Information Security

We have actively adopted and rigorously maintain an information security policy to ensure that our clients’ sensitive information and data stored in our systems are not compromised anyhow.

We take information security very seriously and we see ourselves as being under a duty to be constantly informed on state-of-the-art IT security technologies. Information security is for us the natural extension of our duty of confidentiality.

Office Access

Access to offices and work areas is restricted to our staff only through the use of reasonable security measures. Keys or cards issued to former staff or contractors are retrieved or deactivated. Network file servers and consoles are reasonably secured, with access limited to authorized staff. Network and mainframe backup storage media is catalogued and stored in a locked fireproof safe.

Computer security

Boot-up and hard drive password protection software is installed and enabled on all personal computers. Users may not share passwords. All desktop computers have screensaver password protection software installed and enabled. Such protection is triggered automatically at intervals of no greater than ten minutes, and users are not be permitted to disable the function. User IDs and passwords are not hard-coded into laptop computers used for remote dial-in, nor are they documented in any manner. Personal computer hard drives and disks are erased prior to disposal.


A formal process is required to assign and approve user IDs and separate passwords for network access, electronic mail (e-mail) and dial-in access. Passwords expire periodically and contain a minimum of six characters that are not easily guessed. Users are locked out of networks after three unsuccessful logon attempts, and such lock-outs are monitored and investigated. Guest and temporary IDs are not used, and users may not share IDs or passwords. Inactive user IDs are disabled. IDs of terminated users are deleted within twelve hours. Network system parameters are set to enforce the standards for password length and expiration, and allow only one concurrent logon connection. Access to local area networks from value-added networks and the Internet is prevented through the use of properly configured firewalls. Anti-virus software is installed on network servers and configured to identify and destroy viruses automatically.

Paper documentation

Documents involving confidential, proprietary or non-public client matters are stored in locked cabinets or rooms accessible only to authorized users. They are never left unattended in open view. Such documents are only photocopied in-house by authorized individuals under appropriate supervision. Staff is restricted from transporting such documents or working with them in public places. 

Electronic mail (e-mail)

E-mail communications bear a conspicuous legend indicating any applicable privileges. E-mail messages received from a client are not forwarded or edited without prior permission from the sender.

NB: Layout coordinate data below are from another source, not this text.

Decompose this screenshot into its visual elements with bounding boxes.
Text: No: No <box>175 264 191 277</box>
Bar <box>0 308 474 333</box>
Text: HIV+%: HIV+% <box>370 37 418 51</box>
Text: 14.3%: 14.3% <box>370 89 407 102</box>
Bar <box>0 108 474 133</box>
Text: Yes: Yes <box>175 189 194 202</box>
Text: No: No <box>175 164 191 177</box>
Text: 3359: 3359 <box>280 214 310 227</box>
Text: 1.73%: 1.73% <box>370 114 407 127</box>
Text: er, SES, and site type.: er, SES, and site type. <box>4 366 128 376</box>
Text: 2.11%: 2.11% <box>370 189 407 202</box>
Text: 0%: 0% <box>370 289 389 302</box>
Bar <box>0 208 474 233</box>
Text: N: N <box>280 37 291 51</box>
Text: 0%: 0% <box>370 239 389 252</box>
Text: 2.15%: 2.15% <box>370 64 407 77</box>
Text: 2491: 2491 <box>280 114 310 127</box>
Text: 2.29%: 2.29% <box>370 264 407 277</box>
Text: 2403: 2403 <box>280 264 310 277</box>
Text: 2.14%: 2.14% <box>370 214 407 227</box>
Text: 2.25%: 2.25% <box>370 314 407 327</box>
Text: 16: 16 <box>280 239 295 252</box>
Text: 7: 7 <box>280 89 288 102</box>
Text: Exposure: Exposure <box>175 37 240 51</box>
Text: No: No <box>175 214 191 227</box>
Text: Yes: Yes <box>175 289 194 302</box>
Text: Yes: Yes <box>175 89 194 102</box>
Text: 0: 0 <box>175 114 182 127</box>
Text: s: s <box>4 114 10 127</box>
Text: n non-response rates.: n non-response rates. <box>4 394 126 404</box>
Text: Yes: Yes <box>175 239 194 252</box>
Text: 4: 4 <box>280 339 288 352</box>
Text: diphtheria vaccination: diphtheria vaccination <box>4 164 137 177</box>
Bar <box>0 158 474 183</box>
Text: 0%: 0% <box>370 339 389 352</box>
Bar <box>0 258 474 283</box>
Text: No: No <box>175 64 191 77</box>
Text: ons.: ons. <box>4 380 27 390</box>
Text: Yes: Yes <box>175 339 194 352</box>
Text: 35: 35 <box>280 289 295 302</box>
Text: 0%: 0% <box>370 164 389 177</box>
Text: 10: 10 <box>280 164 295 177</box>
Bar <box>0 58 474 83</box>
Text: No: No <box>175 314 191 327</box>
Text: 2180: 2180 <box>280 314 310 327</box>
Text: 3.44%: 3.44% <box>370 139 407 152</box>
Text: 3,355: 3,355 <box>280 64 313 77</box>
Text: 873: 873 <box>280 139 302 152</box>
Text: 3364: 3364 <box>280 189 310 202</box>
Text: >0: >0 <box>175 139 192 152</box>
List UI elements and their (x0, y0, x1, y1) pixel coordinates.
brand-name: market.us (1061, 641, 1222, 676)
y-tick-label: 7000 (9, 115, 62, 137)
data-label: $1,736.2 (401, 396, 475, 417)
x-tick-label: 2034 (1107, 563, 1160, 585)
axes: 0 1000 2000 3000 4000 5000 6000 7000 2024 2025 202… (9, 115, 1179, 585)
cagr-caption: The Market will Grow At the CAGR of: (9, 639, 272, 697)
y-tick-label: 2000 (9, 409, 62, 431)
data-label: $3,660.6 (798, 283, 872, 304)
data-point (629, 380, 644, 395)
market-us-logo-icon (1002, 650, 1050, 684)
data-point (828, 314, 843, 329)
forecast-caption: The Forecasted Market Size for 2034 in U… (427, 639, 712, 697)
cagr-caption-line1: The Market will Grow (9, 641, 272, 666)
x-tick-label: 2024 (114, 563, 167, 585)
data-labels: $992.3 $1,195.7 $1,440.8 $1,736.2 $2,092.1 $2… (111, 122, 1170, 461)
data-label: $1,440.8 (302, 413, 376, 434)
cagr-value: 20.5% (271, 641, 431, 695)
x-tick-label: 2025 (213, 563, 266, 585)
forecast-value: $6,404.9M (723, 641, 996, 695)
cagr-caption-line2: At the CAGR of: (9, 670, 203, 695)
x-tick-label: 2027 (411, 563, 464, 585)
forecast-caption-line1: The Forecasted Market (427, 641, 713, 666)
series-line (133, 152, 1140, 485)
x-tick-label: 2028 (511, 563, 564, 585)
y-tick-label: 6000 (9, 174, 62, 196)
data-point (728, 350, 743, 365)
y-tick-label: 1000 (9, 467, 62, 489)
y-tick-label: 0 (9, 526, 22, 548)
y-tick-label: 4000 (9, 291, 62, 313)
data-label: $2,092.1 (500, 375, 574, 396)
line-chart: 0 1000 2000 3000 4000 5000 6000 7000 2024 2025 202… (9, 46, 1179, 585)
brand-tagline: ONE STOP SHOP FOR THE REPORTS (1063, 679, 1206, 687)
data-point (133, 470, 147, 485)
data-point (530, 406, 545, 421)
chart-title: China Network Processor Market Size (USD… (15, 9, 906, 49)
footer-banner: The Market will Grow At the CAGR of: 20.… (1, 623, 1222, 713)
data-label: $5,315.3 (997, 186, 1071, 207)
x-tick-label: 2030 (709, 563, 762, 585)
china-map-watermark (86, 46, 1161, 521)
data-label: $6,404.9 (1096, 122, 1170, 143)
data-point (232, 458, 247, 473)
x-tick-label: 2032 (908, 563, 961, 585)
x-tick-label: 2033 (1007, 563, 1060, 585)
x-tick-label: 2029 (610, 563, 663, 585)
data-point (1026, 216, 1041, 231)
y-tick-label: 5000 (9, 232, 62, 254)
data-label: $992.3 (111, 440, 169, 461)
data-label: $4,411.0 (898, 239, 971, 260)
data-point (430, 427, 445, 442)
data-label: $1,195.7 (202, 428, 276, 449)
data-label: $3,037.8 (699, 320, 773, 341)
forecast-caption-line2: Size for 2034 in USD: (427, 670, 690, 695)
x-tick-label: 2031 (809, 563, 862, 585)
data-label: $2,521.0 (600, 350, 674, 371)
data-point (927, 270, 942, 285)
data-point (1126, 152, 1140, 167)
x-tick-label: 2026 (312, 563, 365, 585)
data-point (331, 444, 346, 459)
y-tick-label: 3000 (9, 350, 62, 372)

Use of facsimiles is strongly discouraged. Documents are scanned and emailed. In the event the use of facsimiles becomes necessary, the sender of facsimile containing confidential information notifies intended recipients by telephone prior to transmission and verbally confirms receipt. Appropriate measures are taken to retrieve misdelivered facsimiles. Facsimile cover sheets always contain language advising unintended recipients that the message is private; that use, copying or dissemination of the information is prohibited by law; and that the sender must be notified if the message is received in error. Facsimile transmissions are always “person-to-person”; confidential information are never transmitted to a shared facility where it may be viewed by an unauthorized person.

Cellular telephones

Because cellular telephone transmissions are susceptible to easy interception, cellular are not used for highly confidential communications unless network security has been verified.